It has been nearly four years since the global Black Lives Matter movement reignited long-overdue conversations about the enduring legacy of chattel slavery in modern societies, and a new investigative work is now pulling back the curtain on one of the most underreported stories linking a prominent British political family to centuries of slave-based profit in Barbados.
Written by veteran investigative journalist and historian Dr. Paul Lashmar, *Drax Hall* explores the full, unvarnished history of the Drax family, tracing their fortune and influence back to the 17th century, when founder James Drax built one of the first commercially successful sugar plantations on the Caribbean island and pioneered the brutal system of chattel slavery that would become the backbone of the transatlantic slave economy.
In an interview with Barbados TODAY, Lashmar explained that the book was a serendipitous six-year project, sparked by a moment of curiosity in the summer of 2020. Driving past the sprawling English country estate owned by Richard Drax, a wealthy former British Member of Parliament, Lashmar realized almost nothing had been published about the origins of the Drax family’s vast wealth, a gap he set out to fill. What began as a small inquiry into Richard Drax’s current assets quickly expanded when a source connected the family to the historic Drax Hall plantation in Barbados. Lashmar partnered with fellow former journalist Johnathan Smith to publish an initial investigative article revealing that Richard Drax remained the sole beneficiary of the 400-year-old plantation. The story drew international attention, particularly in countries like Barbados that have led global calls for reparations from nations and families that profited from slavery.

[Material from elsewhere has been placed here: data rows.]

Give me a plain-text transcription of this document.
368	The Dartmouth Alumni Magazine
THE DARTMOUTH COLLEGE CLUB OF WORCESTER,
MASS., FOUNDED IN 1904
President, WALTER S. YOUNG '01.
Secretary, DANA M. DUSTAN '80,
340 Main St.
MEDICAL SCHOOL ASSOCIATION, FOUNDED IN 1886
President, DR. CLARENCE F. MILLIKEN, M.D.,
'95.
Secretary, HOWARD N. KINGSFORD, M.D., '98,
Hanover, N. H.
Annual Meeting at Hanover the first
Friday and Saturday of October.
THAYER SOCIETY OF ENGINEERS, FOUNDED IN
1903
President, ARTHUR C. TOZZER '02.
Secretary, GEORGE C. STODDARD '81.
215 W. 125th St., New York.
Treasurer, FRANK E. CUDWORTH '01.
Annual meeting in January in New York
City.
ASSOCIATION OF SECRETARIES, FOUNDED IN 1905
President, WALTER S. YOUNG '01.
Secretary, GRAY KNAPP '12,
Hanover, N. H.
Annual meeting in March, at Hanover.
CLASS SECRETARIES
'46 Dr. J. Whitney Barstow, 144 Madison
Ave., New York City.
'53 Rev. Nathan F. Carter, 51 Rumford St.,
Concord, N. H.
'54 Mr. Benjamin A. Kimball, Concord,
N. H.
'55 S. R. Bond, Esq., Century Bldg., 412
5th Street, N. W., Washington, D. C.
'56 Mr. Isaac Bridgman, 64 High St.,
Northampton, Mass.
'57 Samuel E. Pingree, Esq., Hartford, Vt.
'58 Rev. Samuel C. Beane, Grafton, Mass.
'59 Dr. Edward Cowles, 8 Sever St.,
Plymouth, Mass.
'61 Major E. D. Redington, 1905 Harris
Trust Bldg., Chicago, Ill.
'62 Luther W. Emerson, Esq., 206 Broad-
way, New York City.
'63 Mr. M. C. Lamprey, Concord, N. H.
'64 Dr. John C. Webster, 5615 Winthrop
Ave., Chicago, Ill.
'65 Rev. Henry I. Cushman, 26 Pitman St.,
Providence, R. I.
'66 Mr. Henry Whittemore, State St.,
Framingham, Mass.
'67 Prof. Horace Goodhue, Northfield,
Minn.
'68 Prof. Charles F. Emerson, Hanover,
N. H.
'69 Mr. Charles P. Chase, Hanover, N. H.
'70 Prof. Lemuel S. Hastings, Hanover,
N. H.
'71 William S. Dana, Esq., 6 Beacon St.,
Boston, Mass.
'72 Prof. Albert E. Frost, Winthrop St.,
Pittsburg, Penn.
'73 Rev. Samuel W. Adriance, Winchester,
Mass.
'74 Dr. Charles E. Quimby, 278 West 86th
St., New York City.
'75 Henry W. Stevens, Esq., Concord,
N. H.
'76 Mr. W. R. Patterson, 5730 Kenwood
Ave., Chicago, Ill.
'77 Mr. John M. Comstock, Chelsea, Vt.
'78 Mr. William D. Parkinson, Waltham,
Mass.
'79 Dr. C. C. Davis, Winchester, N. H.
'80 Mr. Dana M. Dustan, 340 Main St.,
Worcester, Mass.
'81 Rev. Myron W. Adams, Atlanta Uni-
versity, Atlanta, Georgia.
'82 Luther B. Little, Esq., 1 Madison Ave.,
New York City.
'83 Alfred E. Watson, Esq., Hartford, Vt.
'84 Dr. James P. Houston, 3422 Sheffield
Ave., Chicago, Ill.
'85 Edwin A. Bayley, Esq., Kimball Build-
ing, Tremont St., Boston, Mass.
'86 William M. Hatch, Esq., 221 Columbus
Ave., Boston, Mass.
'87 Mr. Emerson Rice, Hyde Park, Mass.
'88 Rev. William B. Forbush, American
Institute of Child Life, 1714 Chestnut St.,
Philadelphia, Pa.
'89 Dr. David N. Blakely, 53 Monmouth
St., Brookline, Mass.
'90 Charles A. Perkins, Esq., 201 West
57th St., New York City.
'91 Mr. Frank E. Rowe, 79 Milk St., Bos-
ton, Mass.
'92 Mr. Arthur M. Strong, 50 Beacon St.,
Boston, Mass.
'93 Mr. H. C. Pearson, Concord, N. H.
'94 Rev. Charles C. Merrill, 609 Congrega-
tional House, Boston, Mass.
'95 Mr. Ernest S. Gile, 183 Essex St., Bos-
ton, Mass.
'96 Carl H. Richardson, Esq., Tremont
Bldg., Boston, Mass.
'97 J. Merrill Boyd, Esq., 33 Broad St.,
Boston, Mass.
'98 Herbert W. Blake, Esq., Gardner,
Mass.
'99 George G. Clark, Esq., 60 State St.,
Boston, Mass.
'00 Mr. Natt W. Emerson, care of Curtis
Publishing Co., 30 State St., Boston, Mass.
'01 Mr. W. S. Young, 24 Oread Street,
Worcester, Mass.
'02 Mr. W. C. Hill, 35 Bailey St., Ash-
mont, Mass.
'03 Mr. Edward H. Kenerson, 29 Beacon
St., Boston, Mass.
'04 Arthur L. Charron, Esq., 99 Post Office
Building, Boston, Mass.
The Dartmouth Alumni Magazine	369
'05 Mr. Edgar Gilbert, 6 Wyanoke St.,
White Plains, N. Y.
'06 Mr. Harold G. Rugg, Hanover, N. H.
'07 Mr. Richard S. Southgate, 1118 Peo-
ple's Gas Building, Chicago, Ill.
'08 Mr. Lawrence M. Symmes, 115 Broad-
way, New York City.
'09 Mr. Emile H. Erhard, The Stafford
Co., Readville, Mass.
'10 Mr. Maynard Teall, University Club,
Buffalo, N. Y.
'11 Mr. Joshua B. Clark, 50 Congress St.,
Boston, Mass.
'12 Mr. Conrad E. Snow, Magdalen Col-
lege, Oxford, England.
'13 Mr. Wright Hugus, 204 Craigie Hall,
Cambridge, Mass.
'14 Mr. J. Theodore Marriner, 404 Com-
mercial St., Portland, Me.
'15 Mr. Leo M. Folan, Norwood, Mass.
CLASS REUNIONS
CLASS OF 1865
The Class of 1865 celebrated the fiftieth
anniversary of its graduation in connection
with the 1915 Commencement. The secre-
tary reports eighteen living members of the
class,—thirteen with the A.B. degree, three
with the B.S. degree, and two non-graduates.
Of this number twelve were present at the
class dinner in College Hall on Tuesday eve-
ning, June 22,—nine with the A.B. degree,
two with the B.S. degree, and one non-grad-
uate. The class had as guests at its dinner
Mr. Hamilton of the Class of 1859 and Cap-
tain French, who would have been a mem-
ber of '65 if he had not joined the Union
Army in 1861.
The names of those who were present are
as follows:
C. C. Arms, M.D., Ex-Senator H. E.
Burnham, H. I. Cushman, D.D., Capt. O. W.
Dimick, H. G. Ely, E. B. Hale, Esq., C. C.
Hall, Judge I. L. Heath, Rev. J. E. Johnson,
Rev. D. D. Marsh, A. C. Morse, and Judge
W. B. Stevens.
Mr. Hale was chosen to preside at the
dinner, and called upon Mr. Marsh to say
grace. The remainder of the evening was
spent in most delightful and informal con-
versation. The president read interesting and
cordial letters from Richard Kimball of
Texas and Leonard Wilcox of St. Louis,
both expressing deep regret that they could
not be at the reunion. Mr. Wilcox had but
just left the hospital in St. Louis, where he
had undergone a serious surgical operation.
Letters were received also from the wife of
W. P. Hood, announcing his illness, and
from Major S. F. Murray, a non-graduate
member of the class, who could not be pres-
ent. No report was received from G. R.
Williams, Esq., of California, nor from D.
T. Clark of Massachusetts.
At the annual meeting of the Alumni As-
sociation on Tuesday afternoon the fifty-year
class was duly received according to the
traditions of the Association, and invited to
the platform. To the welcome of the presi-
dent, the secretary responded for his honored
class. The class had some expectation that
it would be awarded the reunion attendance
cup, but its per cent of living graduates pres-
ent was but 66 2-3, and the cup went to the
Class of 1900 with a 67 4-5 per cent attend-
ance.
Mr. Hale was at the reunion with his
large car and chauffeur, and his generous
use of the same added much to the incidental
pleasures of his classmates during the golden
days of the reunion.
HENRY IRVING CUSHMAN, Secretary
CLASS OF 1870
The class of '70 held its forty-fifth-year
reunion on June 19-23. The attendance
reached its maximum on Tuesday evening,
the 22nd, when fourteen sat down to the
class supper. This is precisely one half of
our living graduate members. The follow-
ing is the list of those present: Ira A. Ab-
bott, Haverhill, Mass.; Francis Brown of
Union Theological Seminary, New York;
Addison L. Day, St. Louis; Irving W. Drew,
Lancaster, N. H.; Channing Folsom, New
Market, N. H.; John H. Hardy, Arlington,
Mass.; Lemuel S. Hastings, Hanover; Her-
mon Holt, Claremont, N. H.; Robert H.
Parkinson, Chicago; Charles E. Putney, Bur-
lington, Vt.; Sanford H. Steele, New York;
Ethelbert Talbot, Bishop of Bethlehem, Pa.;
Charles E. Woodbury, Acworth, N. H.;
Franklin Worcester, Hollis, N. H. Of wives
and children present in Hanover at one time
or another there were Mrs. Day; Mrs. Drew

Over centuries, the Drax family’s ties to the institutionalization of chattel slavery run far deeper than land ownership, Lashmar’s research confirms. Just decades after James Drax first established Drax Hall, his son Henry Drax penned a widely circulated, still-extant manual that detailed the brutal management of enslaved labor on sugar plantations. A century later, another family member, Edward Earl Drax, updated the manual for a new generation of plantation owners; that document is now held in the collection of the Barbados Museum.
Lashmar emphasized that the sweeping history of the Drax family’s central role in building and normalizing chattel slavery had never been fully told by other historians, making the book a necessary work of public historical record. “As a journalist, I just thought this is an extraordinary story, very historically important, and I had to write it,” he said.
The book was officially launched last week at the Barbados Museum and Historical Society, and it has already earned strong reception from audiences in both Barbados and the United Kingdom, particularly among activists and scholars leading the global movement for reparations for transatlantic slavery. During the launch, Lashmar presented a copy of the work to David Comissiong, Barbados’ Ambassador to CARICOM, a leading figure in the Caribbean reparations movement.
While Lashmar declined to dictate specific policy or reparative actions to descendants of slave-owning families, he stressed that families with well-documented legacies of profiting from slavery have a responsibility to engage openly with their history and contribute to discussions about what appropriate reparations should look like for affected communities. The 400-year continuous ownership of Drax Hall by the Drax family, Lashmar argues, makes their story a critical lens through which to examine how the profits of slavery continue to shape wealth and power in the present day.